Any lightweight 4- to 5-inch surface plug works. But only fish them with the trailing hook by first removing the forward treble hook, which makes catch-and-release easier and safer for you and the fish. I carry a few plugs with the barbs bent down on the rear treble for when the action is white hot, and the added challenge becomes part of the sport.

Another productive option is metal lures. Try wide-bodied tins in the 1- to 2-ounce range that imitate baby butterfish and peanut bunker. Kastmasters and Hopkins Shorty lures are excellent choices. Shimano’s lifelike Coltsniper casting jigs, like the 28g model, imitate most baitfish and carry a great distance in the wind.

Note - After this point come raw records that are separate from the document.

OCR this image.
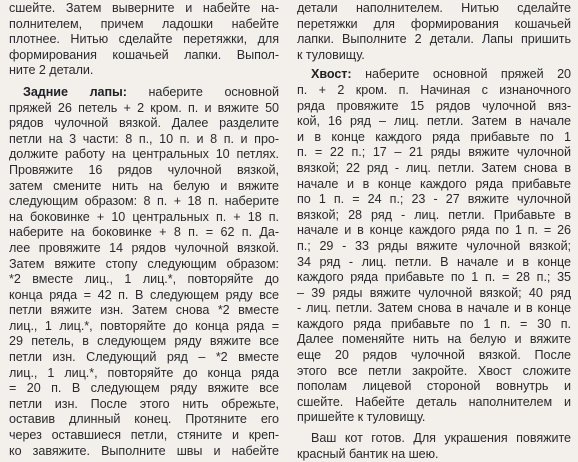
сшейте. Затем выверните и набейте на-
полнителем, причем ладошки набейте
плотнее. Нитью сделайте перетяжки, для
формирования кошачьей лапки. Выпол-
ните 2 детали.
Задние лапы: наберите основной
пряжей 26 петель + 2 кром. п. и вяжите 50
рядов чулочной вязкой. Далее разделите
петли на 3 части: 8 п., 10 п. и 8 п. и про-
должите работу на центральных 10 петлях.
Провяжите 16 рядов чулочной вязкой,
затем смените нить на белую и вяжите
следующим образом: 8 п. + 18 п. наберите
на боковинке + 10 центральных п. + 18 п.
наберите на боковинке + 8 п. = 62 п. Да-
лее провяжите 14 рядов чулочной вязкой.
Затем вяжите стопу следующим образом:
*2 вместе лиц., 1 лиц.*, повторяйте до
конца ряда = 42 п. В следующем ряду все
петли вяжите изн. Затем снова *2 вместе
лиц., 1 лиц.*, повторяйте до конца ряда =
29 петель, в следующем ряду вяжите все
петли изн. Следующий ряд – *2 вместе
лиц., 1 лиц.*, повторяйте до конца ряда
= 20 п. В следующем ряду вяжите все
петли изн. После этого нить обрежьте,
оставив длинный конец. Протяните его
через оставшиеся петли, стяните и креп-
ко завяжите. Выполните швы и набейте
детали наполнителем. Нитью сделайте
перетяжки для формирования кошачьей
лапки. Выполните 2 детали. Лапы пришить
к туловищу.
Хвост: наберите основной пряжей 20
п. + 2 кром. п. Начиная с изнаночного
ряда провяжите 15 рядов чулочной вяз-
кой, 16 ряд – лиц. петли. Затем в начале
и в конце каждого ряда прибавьте по 1
п. = 22 п.; 17 – 21 ряды вяжите чулочной
вязкой; 22 ряд - лиц. петли. Затем снова в
начале и в конце каждого ряда прибавьте
по 1 п. = 24 п.; 23 - 27 вяжите чулочной
вязкой; 28 ряд - лиц. петли. Прибавьте в
начале и в конце каждого ряда по 1 п. = 26
п.; 29 - 33 ряды вяжите чулочной вязкой;
34 ряд - лиц. петли. В начале и в конце
каждого ряда прибавьте по 1 п. = 28 п.; 35
– 39 ряды вяжите чулочной вязкой; 40 ряд
- лиц. петли. Затем снова в начале и в конце
каждого ряда прибавьте по 1 п. = 30 п.
Далее поменяйте нить на белую и вяжите
еще 20 рядов чулочной вязкой. После
этого все петли закройте. Хвост сложите
пополам лицевой стороной вовнутрь и
сшейте. Набейте деталь наполнителем и
пришейте к туловищу.
Ваш кот готов. Для украшения повяжите
красный бантик на шею.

A Deadly Dick #1 long is another excellent schoolie choice.

With your rod tip held down low to the surface, retrieve tins at a normal rate, punctuated with a stop-and-go action to imitate a wounded baitfish, but be ready to set the hook because schoolies will often grab it on the sink. If you have no surface plugs aboard but want topwater excitement, speed up your retrieve and hold your rod tip up high. When fished correctly, flat lures like Kastmasters and Hopkins can skitter across the surface and draw heart-stopping strikes from these ravenous predators. Unlike fly fishing, setting the hook hard isn’t as critical because fish normally hook themselves on the trailing treble, which resembles a baitfish’s beating tail.

“When they’re up and frothing the surface,” said Captain Merkt, “the one mistake almost every novice angler makes is casting right into the middle of the mess. What you should do is cast to the edge of the school. In the middle of the blitz, you can accidentally snag fish or your line can be severed by other predators. Sometimes the fish are feeding so aggressively, and there’s so much bait and turmoil, that your lure is just missed. It’s great late-autumn sport!”